Start with black-box models, sign off with white-box models: White-box models for hard macros contain only the minimum necessary power and ground network information. But their use can greatly increase chip-level analysis run times for large SoCs if the macro has significant metal slotting or metal fill tracks tied to one or more of the supply rails. In these cases, you can save time by running analyses with hard macros instantiated as black boxes until you execute the final signoff runs.

Check for electromigration violations first: Finding the cause of a large IR drop on the power rings can be difficult if you only use an IR-drop analysis, so electromigration plots may be a better place to start. You can fix electromigration violations near the power/ground pads and power rings relatively easily. These fixes tend to clean up the IR-drop map, making it easier to evaluate.

The electromigration analysis also can identify places where the power/ground mesh is insufficient or is missing a connection. A hot or warm spot results from wires that are too thin or spaced too far apart and via arrays that have too few vias. It's important to use the initial electromigration analyses to find general weaknesses in the power grid before focusing on detailed electromigration violations.
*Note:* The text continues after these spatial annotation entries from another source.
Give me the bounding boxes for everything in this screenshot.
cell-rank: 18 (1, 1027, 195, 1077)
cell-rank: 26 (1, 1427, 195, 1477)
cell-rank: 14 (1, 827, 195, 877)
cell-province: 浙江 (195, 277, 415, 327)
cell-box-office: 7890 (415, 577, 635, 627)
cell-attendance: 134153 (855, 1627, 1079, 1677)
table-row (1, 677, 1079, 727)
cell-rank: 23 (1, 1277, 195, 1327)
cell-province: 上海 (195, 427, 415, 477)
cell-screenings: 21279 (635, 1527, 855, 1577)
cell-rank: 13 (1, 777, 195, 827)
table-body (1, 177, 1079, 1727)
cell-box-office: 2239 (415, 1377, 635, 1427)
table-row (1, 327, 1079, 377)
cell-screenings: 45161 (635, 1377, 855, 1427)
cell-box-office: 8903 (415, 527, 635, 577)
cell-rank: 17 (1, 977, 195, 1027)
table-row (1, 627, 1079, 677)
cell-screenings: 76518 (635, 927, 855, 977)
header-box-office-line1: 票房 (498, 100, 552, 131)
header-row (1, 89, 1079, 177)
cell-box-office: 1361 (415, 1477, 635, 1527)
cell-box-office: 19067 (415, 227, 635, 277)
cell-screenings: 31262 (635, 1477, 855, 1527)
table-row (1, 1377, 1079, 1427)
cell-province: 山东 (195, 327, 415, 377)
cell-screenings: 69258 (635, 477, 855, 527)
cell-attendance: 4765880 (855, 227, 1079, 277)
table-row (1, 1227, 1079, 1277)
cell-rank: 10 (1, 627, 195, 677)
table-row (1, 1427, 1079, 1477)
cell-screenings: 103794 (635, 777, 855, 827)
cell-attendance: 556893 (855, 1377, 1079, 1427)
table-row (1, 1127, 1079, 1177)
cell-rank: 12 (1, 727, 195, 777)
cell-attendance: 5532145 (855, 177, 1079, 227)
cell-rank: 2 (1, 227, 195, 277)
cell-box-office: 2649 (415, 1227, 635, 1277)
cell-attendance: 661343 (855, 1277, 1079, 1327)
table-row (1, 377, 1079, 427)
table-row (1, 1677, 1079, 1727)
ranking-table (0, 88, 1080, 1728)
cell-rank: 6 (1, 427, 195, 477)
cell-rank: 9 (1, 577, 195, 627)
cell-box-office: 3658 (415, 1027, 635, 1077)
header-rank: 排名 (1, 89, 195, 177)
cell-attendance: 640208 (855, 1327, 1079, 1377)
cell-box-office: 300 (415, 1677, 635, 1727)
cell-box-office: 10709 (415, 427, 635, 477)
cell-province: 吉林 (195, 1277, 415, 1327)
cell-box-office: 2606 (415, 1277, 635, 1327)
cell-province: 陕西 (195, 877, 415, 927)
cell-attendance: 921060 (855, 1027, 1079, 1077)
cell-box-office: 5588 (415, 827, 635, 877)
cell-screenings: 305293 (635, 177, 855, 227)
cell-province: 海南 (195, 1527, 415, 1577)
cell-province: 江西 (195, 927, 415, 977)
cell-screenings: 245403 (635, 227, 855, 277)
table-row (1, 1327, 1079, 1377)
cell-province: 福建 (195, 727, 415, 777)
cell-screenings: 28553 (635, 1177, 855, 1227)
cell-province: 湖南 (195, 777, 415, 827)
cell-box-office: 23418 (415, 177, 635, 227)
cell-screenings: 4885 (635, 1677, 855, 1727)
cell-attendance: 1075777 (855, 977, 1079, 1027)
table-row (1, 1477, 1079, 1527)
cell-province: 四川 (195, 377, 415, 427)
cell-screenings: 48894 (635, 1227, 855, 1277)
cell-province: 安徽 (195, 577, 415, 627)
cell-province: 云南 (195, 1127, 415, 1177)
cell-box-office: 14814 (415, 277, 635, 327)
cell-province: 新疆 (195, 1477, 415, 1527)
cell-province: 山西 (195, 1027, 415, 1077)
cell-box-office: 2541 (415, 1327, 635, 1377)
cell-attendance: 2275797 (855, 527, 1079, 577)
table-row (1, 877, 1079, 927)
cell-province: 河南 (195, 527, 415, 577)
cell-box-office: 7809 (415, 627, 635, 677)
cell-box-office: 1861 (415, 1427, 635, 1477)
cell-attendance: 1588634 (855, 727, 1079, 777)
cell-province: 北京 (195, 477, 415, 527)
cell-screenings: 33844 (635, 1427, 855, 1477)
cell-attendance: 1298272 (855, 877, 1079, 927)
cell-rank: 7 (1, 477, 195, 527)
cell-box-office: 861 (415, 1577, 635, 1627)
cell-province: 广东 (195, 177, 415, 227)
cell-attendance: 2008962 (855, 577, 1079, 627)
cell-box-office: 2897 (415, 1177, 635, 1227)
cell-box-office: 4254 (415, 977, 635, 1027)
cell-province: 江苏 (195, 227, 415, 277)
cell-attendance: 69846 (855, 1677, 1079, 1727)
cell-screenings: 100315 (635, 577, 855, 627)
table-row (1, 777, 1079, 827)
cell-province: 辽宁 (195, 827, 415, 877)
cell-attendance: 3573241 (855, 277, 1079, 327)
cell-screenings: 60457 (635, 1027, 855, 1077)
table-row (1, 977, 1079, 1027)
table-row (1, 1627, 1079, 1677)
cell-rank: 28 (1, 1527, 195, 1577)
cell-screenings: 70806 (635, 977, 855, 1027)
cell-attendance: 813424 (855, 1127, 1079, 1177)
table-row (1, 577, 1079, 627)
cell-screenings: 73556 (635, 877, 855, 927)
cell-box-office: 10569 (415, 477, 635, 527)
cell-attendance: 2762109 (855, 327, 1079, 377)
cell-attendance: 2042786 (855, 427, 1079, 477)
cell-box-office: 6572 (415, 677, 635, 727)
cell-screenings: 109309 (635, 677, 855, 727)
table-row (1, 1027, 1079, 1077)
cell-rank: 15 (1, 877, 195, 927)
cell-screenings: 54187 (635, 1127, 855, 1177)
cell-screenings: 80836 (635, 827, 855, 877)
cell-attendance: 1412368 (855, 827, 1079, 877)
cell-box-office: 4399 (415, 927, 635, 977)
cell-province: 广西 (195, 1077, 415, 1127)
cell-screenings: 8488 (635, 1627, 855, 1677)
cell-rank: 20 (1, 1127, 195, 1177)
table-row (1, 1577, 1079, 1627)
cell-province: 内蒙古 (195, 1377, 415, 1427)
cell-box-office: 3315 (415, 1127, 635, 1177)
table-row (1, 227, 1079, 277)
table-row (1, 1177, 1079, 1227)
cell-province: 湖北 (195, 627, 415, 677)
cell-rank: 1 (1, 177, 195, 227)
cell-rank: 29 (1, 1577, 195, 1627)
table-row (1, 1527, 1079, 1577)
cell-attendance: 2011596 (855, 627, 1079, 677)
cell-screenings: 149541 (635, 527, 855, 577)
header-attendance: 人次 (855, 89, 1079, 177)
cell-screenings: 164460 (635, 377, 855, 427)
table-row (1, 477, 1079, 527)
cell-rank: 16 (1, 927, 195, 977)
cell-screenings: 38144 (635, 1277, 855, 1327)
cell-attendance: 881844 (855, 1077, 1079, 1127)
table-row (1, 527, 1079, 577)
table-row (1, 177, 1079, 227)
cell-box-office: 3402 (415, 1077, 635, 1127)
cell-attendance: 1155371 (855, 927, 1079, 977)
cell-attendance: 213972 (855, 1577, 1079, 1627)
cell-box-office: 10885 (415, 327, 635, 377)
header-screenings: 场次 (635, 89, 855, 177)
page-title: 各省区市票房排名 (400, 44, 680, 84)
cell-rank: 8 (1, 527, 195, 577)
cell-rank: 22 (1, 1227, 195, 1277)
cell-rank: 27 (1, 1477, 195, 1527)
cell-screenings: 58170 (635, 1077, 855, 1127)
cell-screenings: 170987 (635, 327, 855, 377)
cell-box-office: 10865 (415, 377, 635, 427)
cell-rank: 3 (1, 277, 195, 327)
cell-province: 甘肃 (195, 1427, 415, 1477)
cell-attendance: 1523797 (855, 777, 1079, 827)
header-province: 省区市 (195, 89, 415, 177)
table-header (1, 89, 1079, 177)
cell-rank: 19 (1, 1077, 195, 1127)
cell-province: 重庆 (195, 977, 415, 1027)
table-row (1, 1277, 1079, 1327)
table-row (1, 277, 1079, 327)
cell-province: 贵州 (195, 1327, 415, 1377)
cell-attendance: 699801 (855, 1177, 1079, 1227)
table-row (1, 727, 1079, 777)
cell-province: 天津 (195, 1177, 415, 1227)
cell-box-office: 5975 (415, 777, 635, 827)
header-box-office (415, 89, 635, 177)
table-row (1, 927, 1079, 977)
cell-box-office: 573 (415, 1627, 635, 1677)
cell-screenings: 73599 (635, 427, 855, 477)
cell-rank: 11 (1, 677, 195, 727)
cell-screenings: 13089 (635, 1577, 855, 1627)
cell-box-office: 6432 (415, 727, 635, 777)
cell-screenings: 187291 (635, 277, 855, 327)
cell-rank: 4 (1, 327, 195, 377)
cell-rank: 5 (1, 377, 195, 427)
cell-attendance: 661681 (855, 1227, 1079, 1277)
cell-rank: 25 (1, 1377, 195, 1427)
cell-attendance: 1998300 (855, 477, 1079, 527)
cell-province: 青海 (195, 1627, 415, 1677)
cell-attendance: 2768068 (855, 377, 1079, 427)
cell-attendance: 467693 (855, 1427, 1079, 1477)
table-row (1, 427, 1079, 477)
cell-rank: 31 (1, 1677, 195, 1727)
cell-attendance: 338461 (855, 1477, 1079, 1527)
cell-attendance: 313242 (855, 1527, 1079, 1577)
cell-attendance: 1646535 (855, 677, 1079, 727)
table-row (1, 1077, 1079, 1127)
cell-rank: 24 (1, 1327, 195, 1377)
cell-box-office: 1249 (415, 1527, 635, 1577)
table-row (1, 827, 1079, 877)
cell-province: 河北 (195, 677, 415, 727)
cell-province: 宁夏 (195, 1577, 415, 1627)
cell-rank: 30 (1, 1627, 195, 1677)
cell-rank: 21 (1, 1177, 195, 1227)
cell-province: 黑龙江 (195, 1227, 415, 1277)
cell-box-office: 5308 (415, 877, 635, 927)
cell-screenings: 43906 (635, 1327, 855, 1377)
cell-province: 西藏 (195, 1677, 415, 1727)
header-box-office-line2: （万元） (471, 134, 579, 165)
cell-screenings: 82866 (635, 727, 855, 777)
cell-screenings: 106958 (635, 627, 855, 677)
You can find and fix electromigration violations near the power/ground pads and power rings relatively easily. Such violations can seriously impact the IR drop. Fixing these violations first cleans up the IR-drop analysis, making it easier to read and evaluate. To find subtle grid weaknesses , it's useful to ?stress? the design by lowering the electromigration violation thresholds or even elevating the analysis voltage above V_DD (max).

Start analysis early : Rough statistical toggle-rate estimates supply a useful starting point for developing and evaluating the power grid. Being a bit pessimistic at the early stages helps reveal power-grid weaknesses that would create problems later in the flow. Because changes to the power grid become more difficult after detail-routing, you can save overall time by running early ?what if? power analysis.

If you haven't yet added the clock tree to the netlist, be sure to account for its power consumption. The clock tree can consume a surprisingly large portion of a design's dynamic power, especially in designs using 90-nm and smaller technologies. This power consumption depends on the design architecture, the operating conditions, and the process technology.

Working with rough estimates for toggle rates and using either of the flow's toggle methods, Astro-Rail can scale the estimated power to match a specified power value. As an alternative, spreadsheet estimates usually offer acceptable accuracy because you can use information such as energy-per-transition and a mapped gate-level netlist to calculate the power.

You can use the spreadsheet power estimates in the same way as the rough toggle-rate estimates, or, you can have the rail analysis tool propagate the toggle rates through the logic cones. In fact, running the flow using clock-domain-based switching activity invokes the latter method of power estimation. The statistical propagation feature (using PowerCompiler technology) analyzes the combinatorial logic functionality to determine the toggle rates for each net. It can achieve more realistic power estimates even if your toggle-rate estimates are somewhat pessimistic.

Undoubtedly, the best suggestion for both power-integrity planning and analysis is to start as early as possible. By starting early and integrating these methodologies into the overall design flow, you avoid many problems that become difficult to correct later in the flow. The practices described here can give you a head start on implementing a rail analysis flow that's essential to ensure the performance of today's SoCs.